Auf der Hundertjahrfeier der Kommunistischen Partei im vergangenen Jahr betonte Xi Jinping erneut, dass die vollständige „Wiedervereinigung des Mutterlandes“ eine historische Aufgabe sei, der sich die Kommunistische Partei Chinas (KPCh) fest verpflichtet fühle. Aus seiner Sicht scheint die Einnahme Taiwans während seiner Amtszeit eine Selbstverständlichkeit zu sein. Allerdings ist der Zeitpunkt seines Handelns noch ungewiss.

Aus Sicht von Xi Jinping scheint die Einnahme Taiwans während seiner Amtszeit eine Selbstverständlichkeit zu sein.

Nach allgemeiner Einschätzung stehen die Chancen für 2027 günstig, da in diesem Jahr der 100. Jahrestag der Gründung der Volksarmee begangen wird. Die Militärtechnologie dürfte bis dahin ein Niveau erreicht haben, um jener des Westens Paroli bieten zu können. Auch ist mit einem Wirtschaftsabschwung zu rechnen, der Xi Jinping eine zusätzliche Motivation geben würde, mittels einer Invasion von internen Problemen abzulenken – ganz nach dem Vorbild Putins. 2024 finden Wahlen in Taiwan statt, bei der durchaus eine prokommunistische Regierung zustande kommen könnte.
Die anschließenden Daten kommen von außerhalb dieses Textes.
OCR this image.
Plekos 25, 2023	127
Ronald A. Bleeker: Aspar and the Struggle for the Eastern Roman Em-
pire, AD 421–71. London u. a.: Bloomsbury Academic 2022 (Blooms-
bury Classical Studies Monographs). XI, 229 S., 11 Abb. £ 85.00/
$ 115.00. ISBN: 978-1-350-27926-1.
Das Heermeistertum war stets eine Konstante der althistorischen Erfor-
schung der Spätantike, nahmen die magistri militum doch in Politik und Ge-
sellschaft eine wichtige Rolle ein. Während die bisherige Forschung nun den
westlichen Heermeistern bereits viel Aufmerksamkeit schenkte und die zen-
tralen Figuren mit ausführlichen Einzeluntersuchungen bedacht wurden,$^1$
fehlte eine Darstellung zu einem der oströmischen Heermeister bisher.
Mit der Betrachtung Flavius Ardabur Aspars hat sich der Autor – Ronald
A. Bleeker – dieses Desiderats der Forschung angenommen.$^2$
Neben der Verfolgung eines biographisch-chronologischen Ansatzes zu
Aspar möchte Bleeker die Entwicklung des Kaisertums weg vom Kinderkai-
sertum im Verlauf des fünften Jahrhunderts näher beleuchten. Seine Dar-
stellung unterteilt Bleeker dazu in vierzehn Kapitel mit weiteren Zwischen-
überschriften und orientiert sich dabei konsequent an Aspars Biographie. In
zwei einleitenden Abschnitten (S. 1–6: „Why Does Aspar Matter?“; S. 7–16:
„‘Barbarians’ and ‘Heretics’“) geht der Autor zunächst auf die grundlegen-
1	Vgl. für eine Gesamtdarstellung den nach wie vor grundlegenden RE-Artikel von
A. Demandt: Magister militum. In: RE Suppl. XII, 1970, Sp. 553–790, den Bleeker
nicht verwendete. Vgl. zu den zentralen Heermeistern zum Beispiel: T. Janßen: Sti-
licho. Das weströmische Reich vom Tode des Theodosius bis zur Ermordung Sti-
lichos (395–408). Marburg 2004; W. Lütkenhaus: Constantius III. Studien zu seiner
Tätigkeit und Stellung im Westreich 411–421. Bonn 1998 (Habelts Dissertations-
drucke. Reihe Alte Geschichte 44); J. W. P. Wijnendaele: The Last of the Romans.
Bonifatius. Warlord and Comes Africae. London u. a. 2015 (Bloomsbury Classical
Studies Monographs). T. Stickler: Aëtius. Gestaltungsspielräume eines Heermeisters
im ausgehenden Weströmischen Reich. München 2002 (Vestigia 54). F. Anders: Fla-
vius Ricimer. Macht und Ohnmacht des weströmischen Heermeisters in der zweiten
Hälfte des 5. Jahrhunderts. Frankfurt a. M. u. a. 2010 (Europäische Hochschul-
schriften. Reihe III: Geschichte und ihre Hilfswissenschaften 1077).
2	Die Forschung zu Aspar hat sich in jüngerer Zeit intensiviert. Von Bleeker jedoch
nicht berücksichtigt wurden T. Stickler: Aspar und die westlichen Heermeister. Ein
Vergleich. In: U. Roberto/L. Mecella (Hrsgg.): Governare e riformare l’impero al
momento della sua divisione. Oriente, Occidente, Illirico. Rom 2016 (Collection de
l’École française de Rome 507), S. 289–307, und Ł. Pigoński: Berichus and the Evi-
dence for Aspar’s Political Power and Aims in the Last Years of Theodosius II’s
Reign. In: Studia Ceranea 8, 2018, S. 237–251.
Falls doch nicht, könnte Xi die Geduld verlieren.

Wehrhaftes Taiwan

Die Ukraine leistet beeindruckenden und zähen Widerstand gegen Russlands Invasion. Wird die Bevölkerung der Insel Taiwan auf einen Angriff der KPCh genauso reagieren? Eine Umfrage im August 2021 ergab, dass 65 Prozent der Befragten bereit wären, in den Krieg zu ziehen, sollte China Taiwan angreifen. Fast 68 Prozent der Einwohner bezeichneten sich selbst als Taiwanesen, während sich 28 Prozent sowohl als Taiwanesen als auch als Chinesen sahen. Eine weitere Umfrage ergab, dass 96 Prozent der 18- und 19-Jährigen bereit wären, in den Krieg zu ziehen, falls ein Konflikt ausbrechen sollte.
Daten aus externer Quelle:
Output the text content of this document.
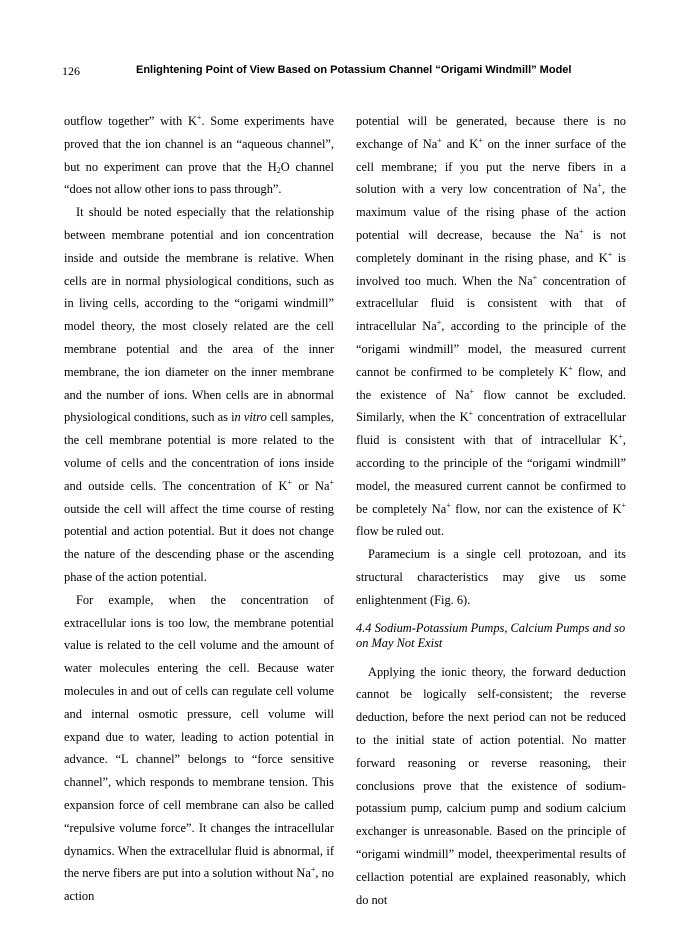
126	Enlightening Point of View Based on Potassium Channel “Origami Windmill” Model

outflow together” with K+. Some experiments have proved that the ion channel is an “aqueous channel”, but no experiment can prove that the $H_2O$ channel “does not allow other ions to pass through”.

It should be noted especially that the relationship between membrane potential and ion concentration inside and outside the membrane is relative. When cells are in normal physiological conditions, such as in living cells, according to the “origami windmill” model theory, the most closely related are the cell membrane potential and the area of the inner membrane, the ion diameter on the inner membrane and the number of ions. When cells are in abnormal physiological conditions, such as in vitro cell samples, the cell membrane potential is more related to the volume of cells and the concentration of ions inside and outside cells. The concentration of K+ or Na+ outside the cell will affect the time course of resting potential and action potential. But it does not change the nature of the descending phase or the ascending phase of the action potential.

For example, when the concentration of extracellular ions is too low, the membrane potential value is related to the cell volume and the amount of water molecules entering the cell. Because water molecules in and out of cells can regulate cell volume and internal osmotic pressure, cell volume will expand due to water, leading to action potential in advance. “L channel” belongs to “force sensitive channel”, which responds to membrane tension. This expansion force of cell membrane can also be called “repulsive volume force”. It changes the intracellular dynamics. When the extracellular fluid is abnormal, if the nerve fibers are put into a solution without Na+, no action

potential will be generated, because there is no exchange of Na+ and K+ on the inner surface of the cell membrane; if you put the nerve fibers in a solution with a very low concentration of Na+, the maximum value of the rising phase of the action potential will decrease, because the Na+ is not completely dominant in the rising phase, and K+ is involved too much. When the Na+ concentration of extracellular fluid is consistent with that of intracellular Na+, according to the principle of the “origami windmill” model, the measured current cannot be confirmed to be completely K+ flow, and the existence of Na+ flow cannot be excluded. Similarly, when the K+ concentration of extracellular fluid is consistent with that of intracellular K+, according to the principle of the “origami windmill” model, the measured current cannot be confirmed to be completely Na+ flow, nor can the existence of K+ flow be ruled out.

Paramecium is a single cell protozoan, and its structural characteristics may give us some enlightenment (Fig. 6).

4.4 Sodium-Potassium Pumps, Calcium Pumps and so on May Not Exist

Applying the ionic theory, the forward deduction cannot be logically self-consistent; the reverse deduction, before the next period can not be reduced to the initial state of action potential. No matter forward reasoning or reverse reasoning, their conclusions prove that the existence of sodium-potassium pump, calcium pump and sodium calcium exchanger is unreasonable. Based on the principle of “origami windmill” model, theexperimental results of cellaction potential are explained reasonably, which do not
Taiwanische Spezialeinheiten in voller Camouflage auf Motorrädern bei Feierleichkeiten zum Nationaltag
Taiwanesische Spezialeinheiten am Nationalfeiertag, dem 10. Oktober – auch Tag der „doppelten Zehn“ genannt. © Getty Images

Nur 1,5 Prozent der Befragten wünschten eine schnelle Wiedervereinigung. Es ist allerdings denkbar, dass die KPCh die letztgenannte Gruppe in vollem Umfang nutzen wird, um ein Muster zu schaffen, das Russland schon bei der Annexion der Krim geholfen hat. Taiwan hat 2010 mit der schrittweisen Abschaffung der Wehrpflicht begonnen und verfügt nun über ein überwiegend freiwilliges Militär, in dem männliche Jugendliche lediglich eine viermonatige militärische Pflichtausbildung absolvieren müssen. Berufssoldaten dienen fünf Jahre lang.

Chinas militärische Überlegenheit

Das taiwanesische Verteidigungsministerium räumt ein, dass China die Luftverteidigung des Landes außer Gefecht setzen könnte – jedoch nicht in dem Maße, dass es zu einer totalen Zerstörung käme. Zudem ist Peking zuzutrauen, dass es sein Hightech-Waffenarsenal besser im Griff hat. Inzwischen ist China mit insgesamt 395 Satelliten, von denen die meisten für militärische Zwecke genutzt werden, die zweitgrößte Raumfahrtnation der Welt. Höchstwahrscheinlich würde Peking die Satelliten für eine umfassende elektronische Kriegsführung und zur Echtzeit-Ortung von Truppen einsetzen. Eine chaotische Logistik und fehlende Koordination à la Putin darf man von den Chinesen nicht erwarten: Sollte China Taiwan tatsächlich angreifen, dann mithilfe einer minutiösen Planung.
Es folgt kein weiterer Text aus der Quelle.